Hadjisavvas retire du matériel d’emballage dans une caisse en bois pour révéler un casque et une aile biseautée d’un sphinx de calcaire de 900 livres, expliquant comment celui-ci et un sphinx correspondant dans une caisse voisine montaient probablement la garde il y a 2 500 ans dans une tombe de Tamassos, autrefois une importante ville commerciale mentionnée par Homère dans L’Odyssée. Ensuite, il tourne un petit bol de manière à ce que la couture du verre soit tournée vers l’avant. L’archéologue a le sens du détail et avoue que sa première ambition était de devenir peintre. «Mais mon instructeur m’a dit qu’on pouvait peindre soi-même», dit-il. « Au lieu de cela, vous devez trouver un moyen d’aider votre pays. »
Pendant une grande partie de son histoire, Chypre a été en proie à l’instabilité politique. Les Égyptiens, les Grecs, les Romains, les Arabes, les Ottomans et les Britanniques, attirés par les riches gisements de cuivre des montagnes du Troodos à Chypre, ont successivement revendiqué l’île de 3 572 milles carrés. Bien que Chypre ait obtenu son indépendance de la Grande-Bretagne en 1960, la Turquie a envahi et occupé le tiers nord du pays en 1974, apparemment pour protéger les droits des Turcs de souche. La région, officiellement appelée République turque de Chypre du Nord, n’est pas reconnue comme un État par la communauté internationale. Pourtant, l’histoire de Chypre, telle que racontée par l’exposition du Musée d’histoire naturelle, est plus qu’une chronologie de conquêtes.
Île la plus orientale de la Méditerranée, elle était un carrefour important pour les cultures européennes, asiatiques et africaines. «Chypre a toujours été un creuset, et c’est encore le cas aujourd’hui», explique Hadjisavvas. « C’était un endroit où les Hittites rencontraient les Égyptiens, les Phéniciens rencontraient les Grecs et les Juifs rencontraient les Arabes. Vous pouvez le voir dans les antiquités. »
En effet, la cruche en céramique décorée de figures en argile est un exemple de « poterie rouge polie », un type de poterie d’Anatolie. Les ailes renversées des sphinx reflètent une influence syrienne, tandis que les couronnes et les coiffes des statues sont nettement égyptiennes. Et au fond de la galerie se trouve une statue en marbre d’Aphrodite (née, selon la légende, à Chypre), sculptée dans un style grec et romain classique.
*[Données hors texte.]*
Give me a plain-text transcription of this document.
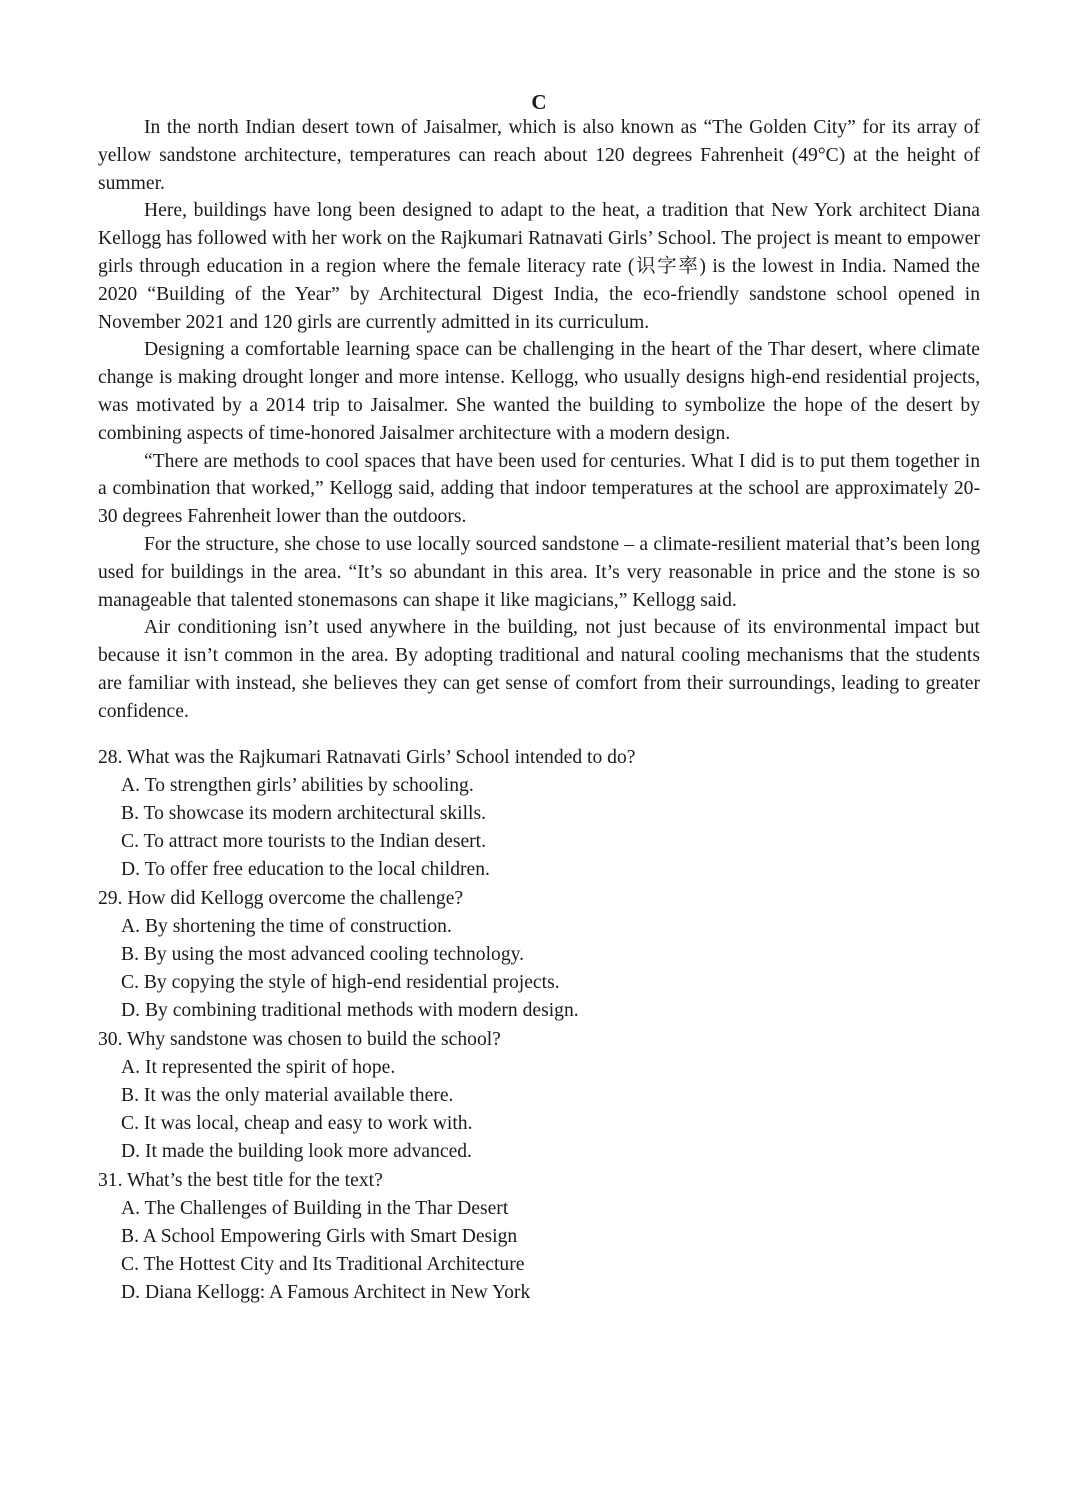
C

In the north Indian desert town of Jaisalmer, which is also known as “The Golden City” for its array of yellow sandstone architecture, temperatures can reach about 120 degrees Fahrenheit (49°C) at the height of summer.

Here, buildings have long been designed to adapt to the heat, a tradition that New York architect Diana Kellogg has followed with her work on the Rajkumari Ratnavati Girls’ School. The project is meant to empower girls through education in a region where the female literacy rate (识字率) is the lowest in India. Named the 2020 “Building of the Year” by Architectural Digest India, the eco-friendly sandstone school opened in November 2021 and 120 girls are currently admitted in its curriculum.

Designing a comfortable learning space can be challenging in the heart of the Thar desert, where climate change is making drought longer and more intense. Kellogg, who usually designs high-end residential projects, was motivated by a 2014 trip to Jaisalmer. She wanted the building to symbolize the hope of the desert by combining aspects of time-honored Jaisalmer architecture with a modern design.

“There are methods to cool spaces that have been used for centuries. What I did is to put them together in a combination that worked,” Kellogg said, adding that indoor temperatures at the school are approximately 20-30 degrees Fahrenheit lower than the outdoors.

For the structure, she chose to use locally sourced sandstone – a climate-resilient material that’s been long used for buildings in the area. “It’s so abundant in this area. It’s very reasonable in price and the stone is so manageable that talented stonemasons can shape it like magicians,” Kellogg said.

Air conditioning isn’t used anywhere in the building, not just because of its environmental impact but because it isn’t common in the area. By adopting traditional and natural cooling mechanisms that the students are familiar with instead, she believes they can get sense of comfort from their surroundings, leading to greater confidence.

28. What was the Rajkumari Ratnavati Girls’ School intended to do?

A. To strengthen girls’ abilities by schooling.

B. To showcase its modern architectural skills.

C. To attract more tourists to the Indian desert.

D. To offer free education to the local children.

29. How did Kellogg overcome the challenge?

A. By shortening the time of construction.

B. By using the most advanced cooling technology.

C. By copying the style of high-end residential projects.

D. By combining traditional methods with modern design.

30. Why sandstone was chosen to build the school?

A. It represented the spirit of hope.

B. It was the only material available there.

C. It was local, cheap and easy to work with.

D. It made the building look more advanced.

31. What’s the best title for the text?

A. The Challenges of Building in the Thar Desert

B. A School Empowering Girls with Smart Design

C. The Hottest City and Its Traditional Architecture

D. Diana Kellogg: A Famous Architect in New York
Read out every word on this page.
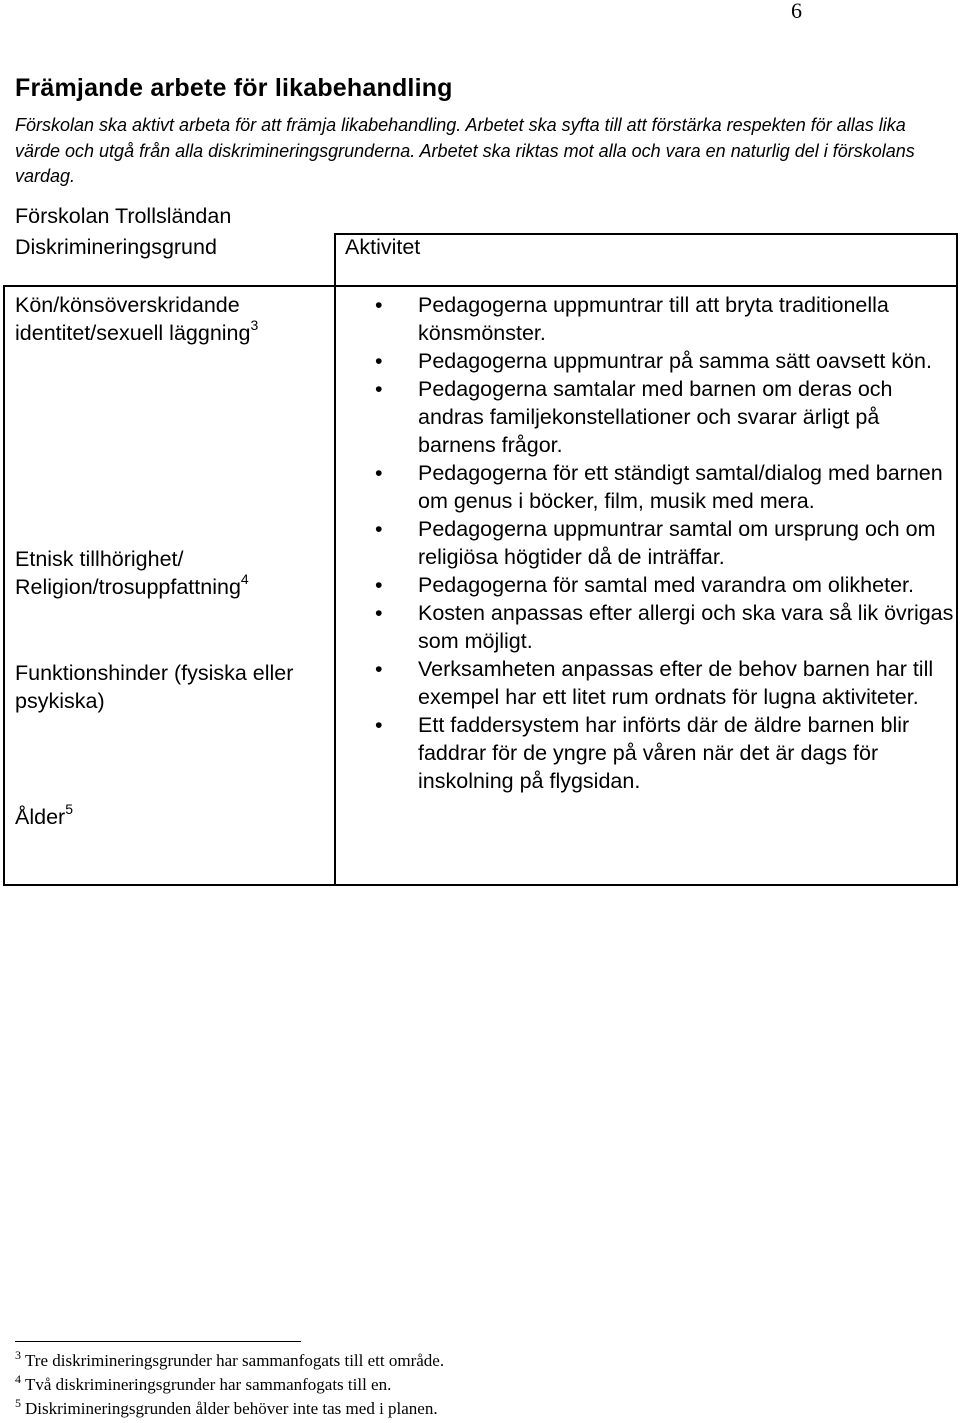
6
Främjande arbete för likabehandling

Förskolan ska aktivt arbeta för att främja likabehandling. Arbetet ska syfta till att förstärka respekten för allas lika värde och utgå från alla diskrimineringsgrunderna. Arbetet ska riktas mot alla och vara en naturlig del i förskolans vardag.

Förskolan Trollsländan
Diskrimineringsgrund	Aktivitet
Kön/könsöverskridande identitet/sexuell läggning$^3$
Etnisk tillhörighet/ Religion/trosuppfattning$^4$
Funktionshinder (fysiska eller psykiska)
Ålder$^5$
• Pedagogerna uppmuntrar till att bryta traditionella könsmönster.
• Pedagogerna uppmuntrar på samma sätt oavsett kön.
• Pedagogerna samtalar med barnen om deras och andras familjekonstellationer och svarar ärligt på barnens frågor.
• Pedagogerna för ett ständigt samtal/dialog med barnen om genus i böcker, film, musik med mera.
• Pedagogerna uppmuntrar samtal om ursprung och om religiösa högtider då de inträffar.
• Pedagogerna för samtal med varandra om olikheter.
• Kosten anpassas efter allergi och ska vara så lik övrigas som möjligt.
• Verksamheten anpassas efter de behov barnen har till exempel har ett litet rum ordnats för lugna aktiviteter.
• Ett faddersystem har införts där de äldre barnen blir faddrar för de yngre på våren när det är dags för inskolning på flygsidan.
$^3$ Tre diskrimineringsgrunder har sammanfogats till ett område.
$^4$ Två diskrimineringsgrunder har sammanfogats till en.
$^5$ Diskrimineringsgrunden ålder behöver inte tas med i planen.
Ironiquement pour un pays connu comme un carrefour de civilisations, l’exposition – qui a ouvert ses portes en septembre dernier pour coïncider avec le 50e anniversaire de l’indépendance de la nation – marque la première fois qu’une collection archéologique chypriote de cette ampleur se rend aux États-Unis. Hadjisavvas dit que même si l’île a une histoire qui s’étend sur plus de 100 siècles, c’est l’année « où nous atteignons la majorité ».